Irwin D. Davidson

Irwin Delmore Davidson ( born January 2, 1906 in New York City; † August 1, 1981 in New Rochelle, New York) was an American lawyer and politician. In the years 1955 and 1956 he represented the State of New York in the U.S. House of Representatives.

Career

Irwin Delmore Davidson was born about eight years before the outbreak of the First World War in New York City. He attended public schools. His Bachelor of Sciences he made in 1927 at the Washington Square College of New York University and his Bachelor of Laws in 1928 at the New York University Law School. After receiving his license to practice law in 1929, he began practicing in New York City. Davidson in 1935 as a consultant ( Counsel ) for the Legislative Bill Drafting Commission operates and 1936 as Special Advisor ( Special Counsel ) for the New York State Mortgage Commission. He was in 1936 elected to the New York State Assembly, where he served until his resignation in 1948. During this time he took part in the 1938 Constituent Assembly of New York, and served there as a secretary of the democratic leader. In 1948 he became a judge on the Court of Special Sessions in New York City - a post he held until his retirement in 1954, when he ran for the U.S. House of Representatives.

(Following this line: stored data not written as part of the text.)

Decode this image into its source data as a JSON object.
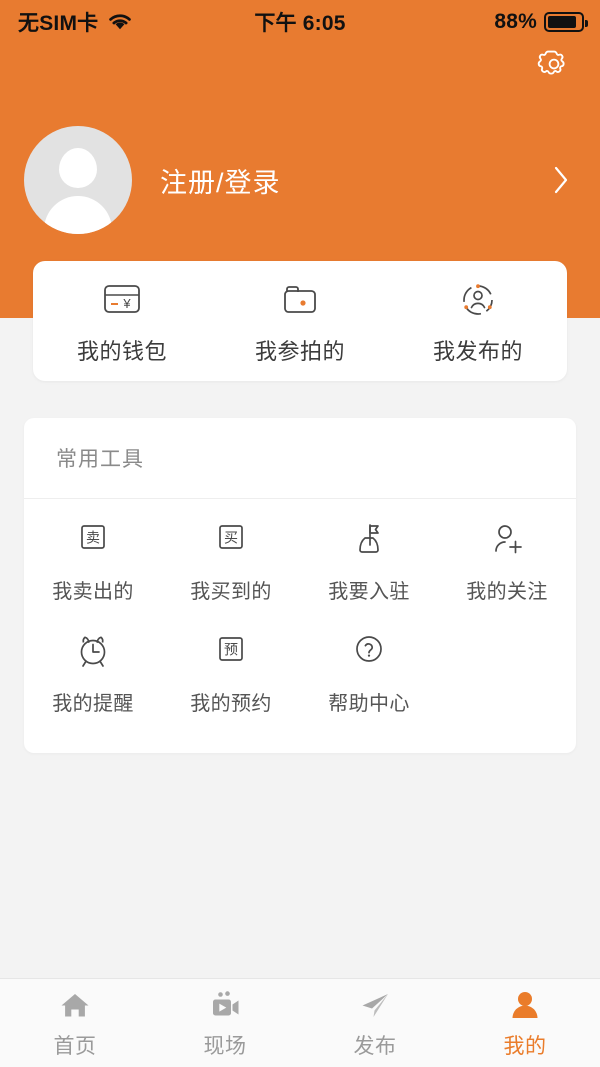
{
  "theme": {
    "brand_orange": "#e87b30",
    "accent_orange": "#ea7c2a",
    "page_background": "#f3f3f3",
    "card_background": "#ffffff",
    "icon_stroke": "#4a4a4a"
  },
  "statusbar": {
    "carrier": "无SIM卡",
    "wifi_icon": "wifi-icon",
    "time": "下午 6:05",
    "battery_percent": "88%",
    "battery_icon": "battery-icon"
  },
  "header": {
    "settings_icon": "gear-icon",
    "profile": {
      "avatar_icon": "avatar-placeholder-icon",
      "name": "注册/登录",
      "chevron_icon": "chevron-right-icon"
    }
  },
  "quick_actions": [
    {
      "label": "我的钱包",
      "icon": "wallet-card-icon"
    },
    {
      "label": "我参拍的",
      "icon": "folder-icon"
    },
    {
      "label": "我发布的",
      "icon": "person-dashed-circle-icon"
    }
  ],
  "tools": {
    "title": "常用工具",
    "items": [
      {
        "label": "我卖出的",
        "icon": "sell-box-icon",
        "glyph": "卖"
      },
      {
        "label": "我买到的",
        "icon": "buy-box-icon",
        "glyph": "买"
      },
      {
        "label": "我要入驻",
        "icon": "flag-hill-icon",
        "glyph": ""
      },
      {
        "label": "我的关注",
        "icon": "person-plus-icon",
        "glyph": ""
      },
      {
        "label": "我的提醒",
        "icon": "alarm-clock-icon",
        "glyph": ""
      },
      {
        "label": "我的预约",
        "icon": "reserve-box-icon",
        "glyph": "预"
      },
      {
        "label": "帮助中心",
        "icon": "question-circle-icon",
        "glyph": ""
      }
    ]
  },
  "tabbar": {
    "items": [
      {
        "label": "首页",
        "icon": "home-icon",
        "active": false
      },
      {
        "label": "现场",
        "icon": "video-camera-icon",
        "active": false
      },
      {
        "label": "发布",
        "icon": "paper-plane-icon",
        "active": false
      },
      {
        "label": "我的",
        "icon": "person-icon",
        "active": true
      }
    ]
  }
}
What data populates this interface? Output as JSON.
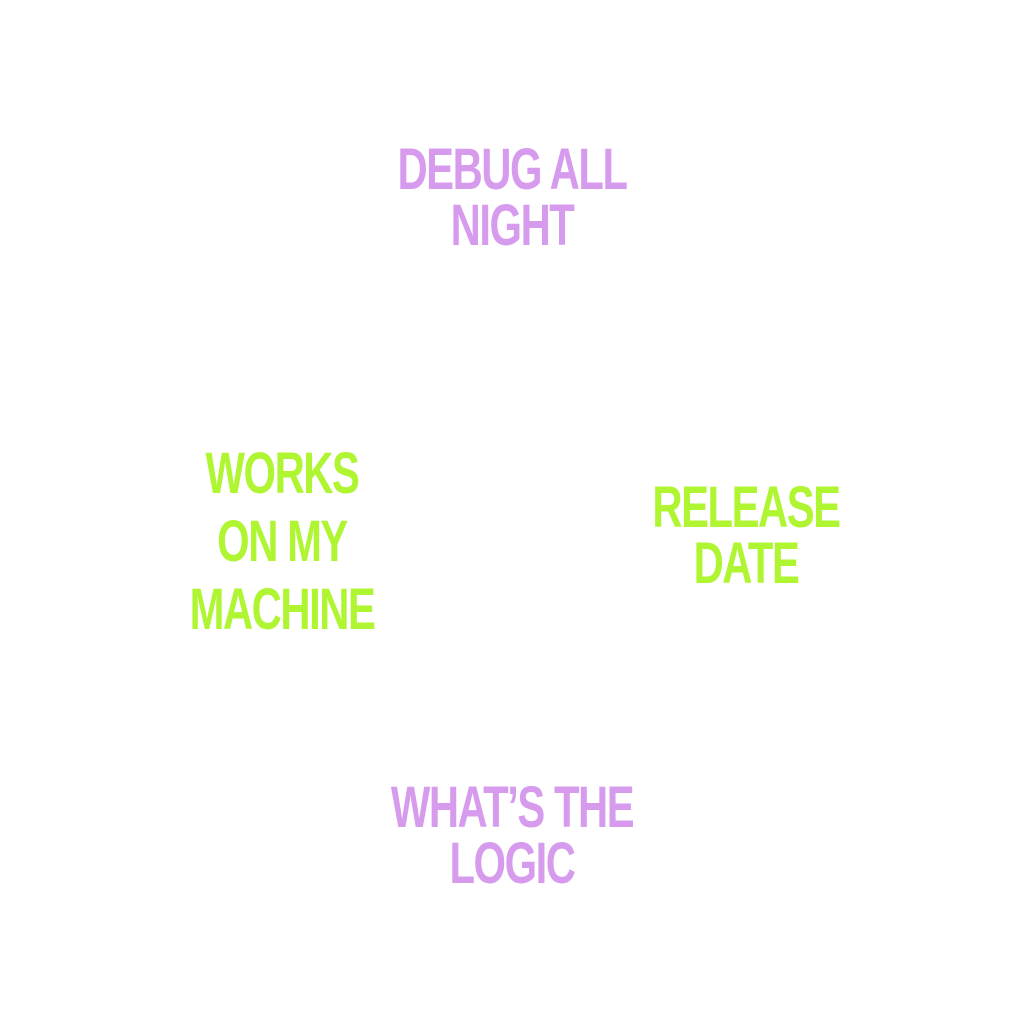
{
  "colors": {
    "background": "#ffffff",
    "purple": "#d79bee",
    "green": "#aff531"
  },
  "phrases": {
    "top": {
      "line1": "DEBUG ALL",
      "line2": "NIGHT"
    },
    "left": {
      "line1": "WORKS",
      "line2": "ON MY",
      "line3": "MACHINE"
    },
    "right": {
      "line1": "RELEASE",
      "line2": "DATE"
    },
    "bottom": {
      "line1": "WHAT’S THE",
      "line2": "LOGIC"
    }
  }
}
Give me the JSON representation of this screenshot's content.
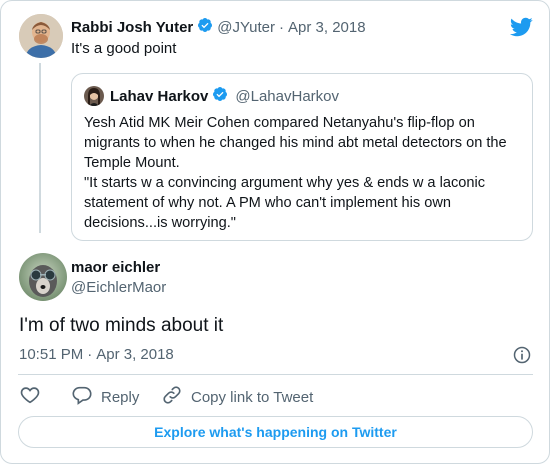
{
  "reply_tweet": {
    "author_name": "Rabbi Josh Yuter",
    "handle": "@JYuter",
    "separator": "·",
    "date": "Apr 3, 2018",
    "text": "It's a good point"
  },
  "quoted_tweet": {
    "author_name": "Lahav Harkov",
    "handle": "@LahavHarkov",
    "paragraph_1": "Yesh Atid MK Meir Cohen compared Netanyahu's flip-flop on migrants to when he changed his mind abt metal detectors on the Temple Mount.",
    "paragraph_2": "\"It starts w a convincing argument why yes & ends w a laconic statement of why not. A PM who can't implement his own decisions...is worrying.\""
  },
  "main_tweet": {
    "author_name": "maor eichler",
    "handle": "@EichlerMaor",
    "text": "I'm of two minds about it",
    "time": "10:51 PM",
    "separator": "·",
    "date": "Apr 3, 2018"
  },
  "actions": {
    "reply_label": "Reply",
    "copy_link_label": "Copy link to Tweet"
  },
  "explore_label": "Explore what's happening on Twitter",
  "colors": {
    "twitter_blue": "#1d9bf0",
    "muted_text": "#536471",
    "border": "#cfd9de"
  },
  "icons": [
    "twitter-logo-icon",
    "verified-badge-icon",
    "info-icon",
    "heart-icon",
    "reply-icon",
    "link-icon"
  ]
}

In the congressional elections of 1954 for the 84th Congress Davidson was in the 20th electoral district of New York in the U.S. House of Representatives in Washington DC chosen, where he became the successor of Franklin D. Roosevelt, Jr. on January 4, 1955. He joined on 31 December 1956 by his congressional seat back.

We chose him in 1956 for a fourteen- year term as Judge of the Court of General Sessions in Manhattan. Between 1963 and 1974 he served at the New York Supreme Court, he settled in New Rochelle, where he died on 1 August 1981. His body was cremated and the ashes scattered in a seaplane over the long sound Iceland.